I've got this question in a book of questions I'm doing. Can someone show me step by step how to solve this?
Using Lagrange Multipliers for two constraints, determine the maximum and minimum of the function $f(x,y,z) = 3x^2 + y^2 + 3z^2$ subject to the constraints $x^2 + y^2 + z^2 = 6$ and $x - y + z = 0 $.
On
Let $g(x,y,z)=x^2+y^2+z^2$ and $h(x,y,z)=x-y+z$.
Setting $f_x=\lambda g_x+\mu h_x, \;\;f_y=\lambda g_y+\mu h_y, \;\;f_z=\lambda g_z+\mu h_z$ $\;\;$gives
$\;\;6x=\lambda(2x)+\mu(1)=2\lambda x+\mu$
$\;\;2y=\lambda(2y)+\mu(-1)=2\lambda y-\mu$
$\;\;6z=\lambda(2z)+\mu(1)=2\lambda z+\mu$.

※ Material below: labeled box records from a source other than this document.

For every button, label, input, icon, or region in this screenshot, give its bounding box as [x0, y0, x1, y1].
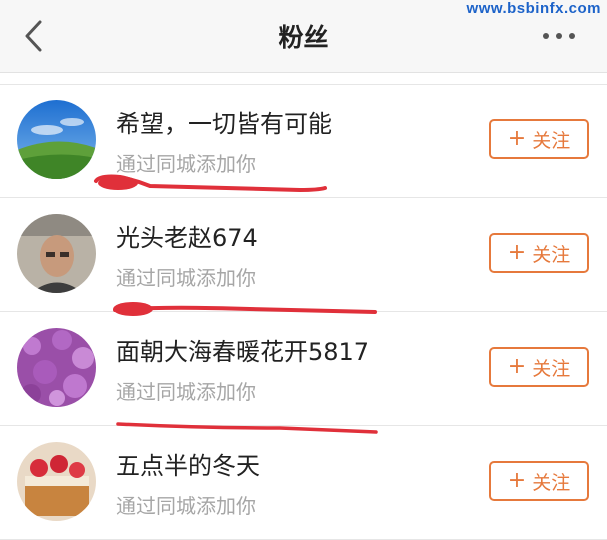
follow-button[interactable]: + 关注	[489, 233, 589, 273]
follower-row[interactable]: 光头老赵674 通过同城添加你 + 关注	[0, 198, 607, 312]
follower-name: 五点半的冬天	[116, 452, 260, 480]
landscape-avatar-image	[17, 100, 96, 179]
follower-name: 光头老赵674	[116, 224, 258, 252]
person-avatar-image	[17, 214, 96, 293]
follower-row[interactable]: 五点半的冬天 通过同城添加你 + 关注	[0, 426, 607, 540]
follower-source: 通过同城添加你	[116, 494, 256, 518]
cake-avatar-image	[17, 442, 96, 521]
follower-source: 通过同城添加你	[116, 152, 256, 176]
page-title: 粉丝	[278, 23, 329, 52]
follower-name: 希望，一切皆有可能	[116, 110, 332, 138]
watermark-text: www.bsbinfx.com	[466, 0, 601, 17]
avatar[interactable]	[17, 100, 96, 179]
follow-button-label: 关注	[532, 357, 571, 380]
follower-row[interactable]: 希望，一切皆有可能 通过同城添加你 + 关注	[0, 84, 607, 198]
follower-source: 通过同城添加你	[116, 380, 256, 404]
follow-button-label: 关注	[532, 471, 571, 494]
follower-list: 希望，一切皆有可能 通过同城添加你 + 关注 光头老赵674 通过同城添加你 +…	[0, 84, 607, 540]
plus-icon: +	[507, 126, 527, 151]
plus-icon: +	[507, 354, 527, 379]
follower-row[interactable]: 面朝大海春暖花开5817 通过同城添加你 + 关注	[0, 312, 607, 426]
plus-icon: +	[507, 240, 527, 265]
avatar[interactable]	[17, 214, 96, 293]
follow-button-label: 关注	[532, 129, 571, 152]
follower-source: 通过同城添加你	[116, 266, 256, 290]
flowers-avatar-image	[17, 328, 96, 407]
follow-button[interactable]: + 关注	[489, 461, 589, 501]
follow-button-label: 关注	[532, 243, 571, 266]
more-horizontal-icon[interactable]	[542, 32, 576, 40]
follow-button[interactable]: + 关注	[489, 347, 589, 387]
follow-button[interactable]: + 关注	[489, 119, 589, 159]
follower-name: 面朝大海春暖花开5817	[116, 338, 370, 366]
avatar[interactable]	[17, 328, 96, 407]
plus-icon: +	[507, 468, 527, 493]
avatar[interactable]	[17, 442, 96, 521]
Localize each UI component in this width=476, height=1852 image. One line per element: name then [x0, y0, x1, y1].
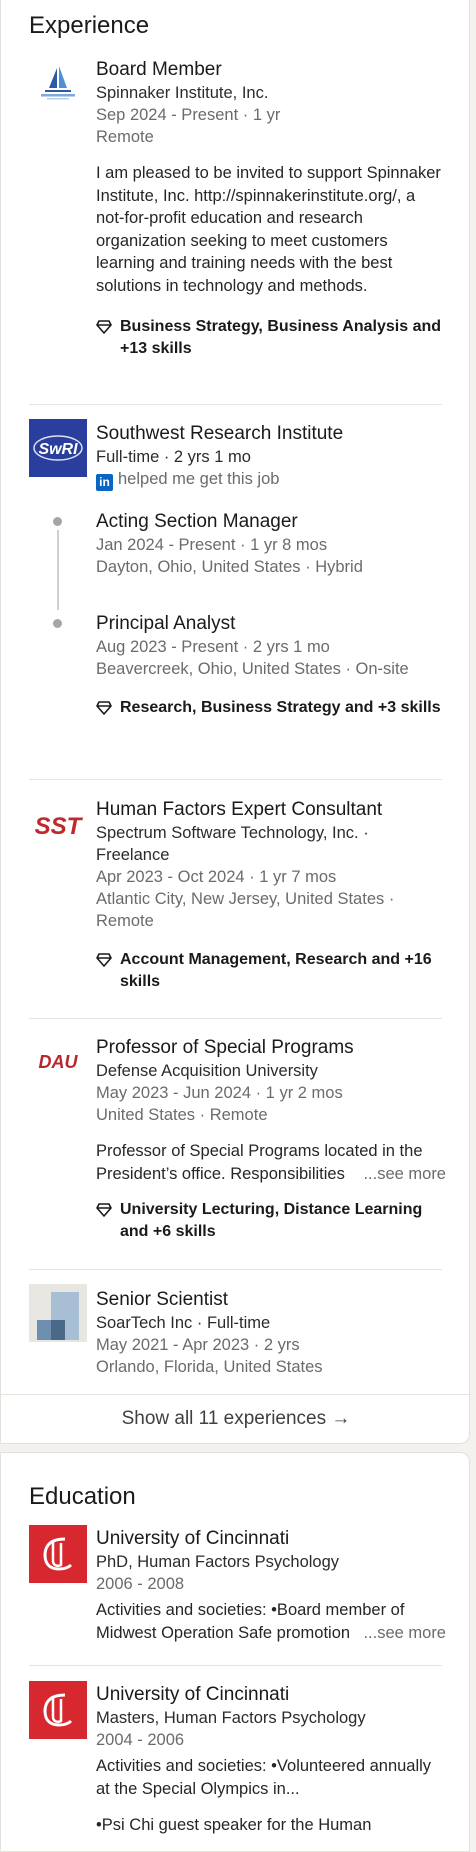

Subtracting the 3rd equation from the 1st gives $6(x-z)=2\lambda(x-z)$,
so either $\textbf{1)}\;\;\; x=z$ $\;\;$or$\;\;$ $\textbf{2)}\;\;\; \lambda=3$.
$\textbf{1)}$ If $x=z$, substituting into the constraints gives $y=2x$ and then $x^2+(2x)^2+x^2=6$.
(Now solve for $x$, find $y$ and $z$, and evaluate $f$ at these points.)
$\textbf{2)}$ $If \lambda=3$, then $\mu=0$ from the 1st equation so $2y=6y$ from the 2nd equation and therefore $y=0$;
so substituting into the constraints gives $z=-x$ and $x^2+(-x)^2=6$.
(Now solve for $x$, find $z$, and evaluate $f$ at these points.)
We have three functions:
Take the partial derivatives of the three functions, and make a system of equations:
$\begin{cases}f_x=g_x\lambda+h_x\mu \\ f_y=g_y\lambda+h_y\mu \\ f_z=g_z\lambda+h_z\mu \end{cases}$
Solve this system for $x$, $y$ and $z$ respectively, and plug those into the constraints.
This forms a new system of equations:
$\begin{cases}g(\text{with the found }x, y, z \text{ plugged in})=6 \\ h(\text{with the found }x, y, z \text{ plugged in})=0 \end{cases}$
Solve this system for $\lambda$ and $\mu$ and substitute those back into the original equations. This will give the coordinates of the point.